Don’t Sue Your Regulator

The SEC is pressing ahead with the Transaction Fee Pilot (TFP) even as the exchanges continue to try to slow them down through the courts.  Last night, the SEC announced that pre-Pilot data compilation period will begin on July 1, 2019 and will end on December 31, 2019. This means that, even though there is still pending litigation, stock exchanges must begin collecting data for the pilot.

We’re glad to see the SEC pushing back hard at the exchanges and still believe that the lawsuit that NYSE, Nasdaq and Cboe filed against the TFP was a bad idea.  Their strategy is most likely to try to tie up the SEC in court for years and hope that a new Chairman might be named in that time who might have a different opinion of the TFP. Good luck with that.

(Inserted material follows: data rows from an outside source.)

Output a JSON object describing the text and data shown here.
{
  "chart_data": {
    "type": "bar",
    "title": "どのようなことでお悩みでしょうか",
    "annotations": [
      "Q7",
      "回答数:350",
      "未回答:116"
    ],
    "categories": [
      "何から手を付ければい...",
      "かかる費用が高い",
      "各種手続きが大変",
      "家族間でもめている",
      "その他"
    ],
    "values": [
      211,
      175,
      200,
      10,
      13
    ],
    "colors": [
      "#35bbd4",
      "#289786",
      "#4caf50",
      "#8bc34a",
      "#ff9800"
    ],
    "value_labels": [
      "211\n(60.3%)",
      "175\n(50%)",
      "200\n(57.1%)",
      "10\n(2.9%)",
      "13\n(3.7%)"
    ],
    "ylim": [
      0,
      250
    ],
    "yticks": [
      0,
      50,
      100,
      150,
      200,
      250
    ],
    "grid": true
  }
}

In addition to naming the start date of the TFP, the SEC also issued guidance yesterday on exchange fee filings.  Specifically, the SEC wants the exchanges to justify proposed new fee increases and have issued clear guidance on what the exchanges must do to comply:

“This guidance discusses several aspects of Fee Filings, with a focus on how SROs can ensure that they have clearly described their proposed fees and addressed how they satisfy Exchange Act requirements that, among other things, fees be (i) reasonable, (ii) equitably allocated, (iii) not unfairly discriminatory, and (iv) not an undue burden on competition.”

The FT quoted a SEC spokesman as saying, “Exchanges must provide detailed information to substantiate fee increases and prove there are competitive forces in the market for exchange data.” Basically, this means the SEC just tightened the screws on the major exchanges who for years simply submitted fee increases without much justification. One area that the SEC focused on was the cost of connectivity :

The major exchanges have argued that they don’t have monopoly power but market participants have had no choice but to pay their prices. For years, exchanges simply raised their market data fees through fee filings that rarely received public comments. Well, the SEC just threw a wrench in that scheme and it seems that raiding the market data piggy bank won’t be that easy anymore.

Maybe suing your regulator was not such a good idea after all.